Officials with the Tennessee Department of Environment and Conservation did not prepare and submit permit efficiency reports for landowners the way they were supposed to, per a legislative directive.
This, according to a Tennessee Comptroller’s Audit released this week.
According to TDEC’s website, in 2012, members of the Tennessee General Assembly asked department officials to prepare two reports each year, in February and August, detailing the progress and efficiency of the environmental permit application process.
Each report, the website went on to say, is composed of three topics, including land, air, and water permitting information, along with a summary.
But members of TDEC’s management did not submit certain reports on time to the governor, members of the Tennessee General Assembly or to the public, as required, according to the audit.
Since 2012, TDEC officials said they have had to produce more general reports that do not include detailed reasons for permit delays or individual processing times.
Members of the Tennessee Comptroller’s Office say they studied those reports thoroughly.
“Based on our review of the reports prepared during our audit period, the approximately 30-page reports consisted of mostly narrative information, along with a summary of numerical data,” auditors wrote.
“The summary data did not include permits by type and rule, but instead provided a total of permits by division. Furthermore, the reports did not contain information required in statute.”
Specifically, those reports were supposed to have information about why department officials did not meet a permit application timeframe, the audit said.

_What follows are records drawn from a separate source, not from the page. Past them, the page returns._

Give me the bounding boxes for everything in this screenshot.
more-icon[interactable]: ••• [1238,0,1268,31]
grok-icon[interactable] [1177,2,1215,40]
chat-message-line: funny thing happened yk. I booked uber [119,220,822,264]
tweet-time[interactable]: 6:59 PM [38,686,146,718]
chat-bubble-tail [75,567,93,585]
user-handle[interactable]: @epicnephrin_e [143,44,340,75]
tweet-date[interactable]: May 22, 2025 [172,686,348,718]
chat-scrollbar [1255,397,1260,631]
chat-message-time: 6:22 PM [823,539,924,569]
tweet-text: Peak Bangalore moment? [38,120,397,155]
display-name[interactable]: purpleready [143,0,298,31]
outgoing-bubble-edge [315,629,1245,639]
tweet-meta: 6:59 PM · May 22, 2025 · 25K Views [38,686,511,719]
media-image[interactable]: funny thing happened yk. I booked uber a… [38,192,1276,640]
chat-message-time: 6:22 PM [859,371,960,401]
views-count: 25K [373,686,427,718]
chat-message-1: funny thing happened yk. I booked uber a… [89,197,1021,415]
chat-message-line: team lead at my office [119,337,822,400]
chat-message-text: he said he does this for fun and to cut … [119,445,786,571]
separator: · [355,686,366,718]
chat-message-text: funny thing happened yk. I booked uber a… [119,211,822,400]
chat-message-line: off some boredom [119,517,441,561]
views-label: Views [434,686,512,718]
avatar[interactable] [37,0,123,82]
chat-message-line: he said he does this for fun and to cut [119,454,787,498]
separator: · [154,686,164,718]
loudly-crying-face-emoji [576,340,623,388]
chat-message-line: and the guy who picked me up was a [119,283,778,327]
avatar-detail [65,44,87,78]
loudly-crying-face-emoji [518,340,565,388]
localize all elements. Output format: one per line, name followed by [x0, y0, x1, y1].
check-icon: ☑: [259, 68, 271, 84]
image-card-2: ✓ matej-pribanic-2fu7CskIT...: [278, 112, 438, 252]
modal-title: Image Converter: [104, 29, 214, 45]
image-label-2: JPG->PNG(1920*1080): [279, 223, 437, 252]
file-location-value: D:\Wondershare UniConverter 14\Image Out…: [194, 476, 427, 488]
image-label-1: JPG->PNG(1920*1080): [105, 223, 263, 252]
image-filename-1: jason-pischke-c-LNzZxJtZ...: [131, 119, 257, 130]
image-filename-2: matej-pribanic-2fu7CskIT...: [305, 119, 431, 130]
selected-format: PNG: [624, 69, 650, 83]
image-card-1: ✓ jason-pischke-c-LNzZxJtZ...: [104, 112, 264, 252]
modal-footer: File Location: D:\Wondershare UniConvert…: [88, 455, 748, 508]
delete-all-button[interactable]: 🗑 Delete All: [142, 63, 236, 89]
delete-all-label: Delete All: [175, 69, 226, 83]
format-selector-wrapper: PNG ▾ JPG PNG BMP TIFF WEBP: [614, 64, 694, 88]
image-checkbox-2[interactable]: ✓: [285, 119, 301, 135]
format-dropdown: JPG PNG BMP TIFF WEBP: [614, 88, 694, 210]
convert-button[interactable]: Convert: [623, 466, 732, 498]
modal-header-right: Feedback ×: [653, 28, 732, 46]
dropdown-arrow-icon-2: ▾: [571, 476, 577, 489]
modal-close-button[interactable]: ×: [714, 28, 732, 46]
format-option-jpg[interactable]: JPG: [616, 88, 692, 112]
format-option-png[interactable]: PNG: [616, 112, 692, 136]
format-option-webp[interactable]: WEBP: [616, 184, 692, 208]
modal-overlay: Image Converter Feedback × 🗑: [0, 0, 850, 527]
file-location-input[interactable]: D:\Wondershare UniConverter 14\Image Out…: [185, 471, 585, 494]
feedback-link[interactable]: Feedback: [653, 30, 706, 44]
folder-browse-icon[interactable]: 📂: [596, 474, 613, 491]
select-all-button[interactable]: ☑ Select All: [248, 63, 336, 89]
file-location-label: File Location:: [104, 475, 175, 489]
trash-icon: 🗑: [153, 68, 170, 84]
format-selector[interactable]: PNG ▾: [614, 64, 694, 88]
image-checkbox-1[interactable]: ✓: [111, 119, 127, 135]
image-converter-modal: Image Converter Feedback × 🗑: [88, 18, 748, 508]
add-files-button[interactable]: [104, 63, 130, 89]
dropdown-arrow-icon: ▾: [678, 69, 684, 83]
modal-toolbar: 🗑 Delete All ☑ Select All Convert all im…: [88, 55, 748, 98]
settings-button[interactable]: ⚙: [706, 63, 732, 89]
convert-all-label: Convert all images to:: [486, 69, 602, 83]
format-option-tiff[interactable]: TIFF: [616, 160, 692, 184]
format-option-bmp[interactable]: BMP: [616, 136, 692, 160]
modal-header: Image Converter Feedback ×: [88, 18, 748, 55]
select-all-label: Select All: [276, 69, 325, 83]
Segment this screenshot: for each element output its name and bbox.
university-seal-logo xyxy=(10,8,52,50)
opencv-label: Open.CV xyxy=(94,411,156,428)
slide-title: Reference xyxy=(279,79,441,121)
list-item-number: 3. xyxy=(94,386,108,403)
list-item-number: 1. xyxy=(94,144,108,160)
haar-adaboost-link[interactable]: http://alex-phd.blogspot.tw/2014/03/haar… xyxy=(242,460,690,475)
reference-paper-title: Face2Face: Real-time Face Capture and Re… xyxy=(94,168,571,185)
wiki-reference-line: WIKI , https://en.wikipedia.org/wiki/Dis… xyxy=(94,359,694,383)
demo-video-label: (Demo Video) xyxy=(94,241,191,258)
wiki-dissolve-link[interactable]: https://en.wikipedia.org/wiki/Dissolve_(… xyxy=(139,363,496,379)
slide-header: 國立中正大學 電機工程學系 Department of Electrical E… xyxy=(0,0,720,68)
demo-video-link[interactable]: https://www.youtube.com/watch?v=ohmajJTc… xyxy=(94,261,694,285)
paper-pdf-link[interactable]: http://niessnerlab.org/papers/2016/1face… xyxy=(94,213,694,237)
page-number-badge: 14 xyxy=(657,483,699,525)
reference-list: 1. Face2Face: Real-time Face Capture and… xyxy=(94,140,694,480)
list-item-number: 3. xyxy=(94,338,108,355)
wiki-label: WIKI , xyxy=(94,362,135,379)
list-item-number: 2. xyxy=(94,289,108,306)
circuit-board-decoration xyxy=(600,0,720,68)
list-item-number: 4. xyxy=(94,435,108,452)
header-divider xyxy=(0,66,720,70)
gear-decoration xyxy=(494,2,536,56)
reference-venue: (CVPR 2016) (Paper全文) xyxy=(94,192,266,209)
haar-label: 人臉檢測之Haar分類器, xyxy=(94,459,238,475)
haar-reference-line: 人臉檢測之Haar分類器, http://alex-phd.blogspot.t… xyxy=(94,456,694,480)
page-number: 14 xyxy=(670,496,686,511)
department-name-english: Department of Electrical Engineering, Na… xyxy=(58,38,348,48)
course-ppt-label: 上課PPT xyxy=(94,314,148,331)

Those reports also didn’t specify the number of days from when an applicant initially applies to when TDEC reviews the permit application and deems it complete and ready for approval or denial, the audit said.
In a written response to auditors, TDEC management said they concur with the findings and do strive to comply with state law — but they say it’s not easy.
“Due to the volume of permitting actions taken by the department (roughly 34,000 per year), if the department reported the data as currently prescribed by the statute (for each permitting action), the reports would be very large and take significant staff resources to produce in addition to making the information more difficult to review,” TDEC officials wrote.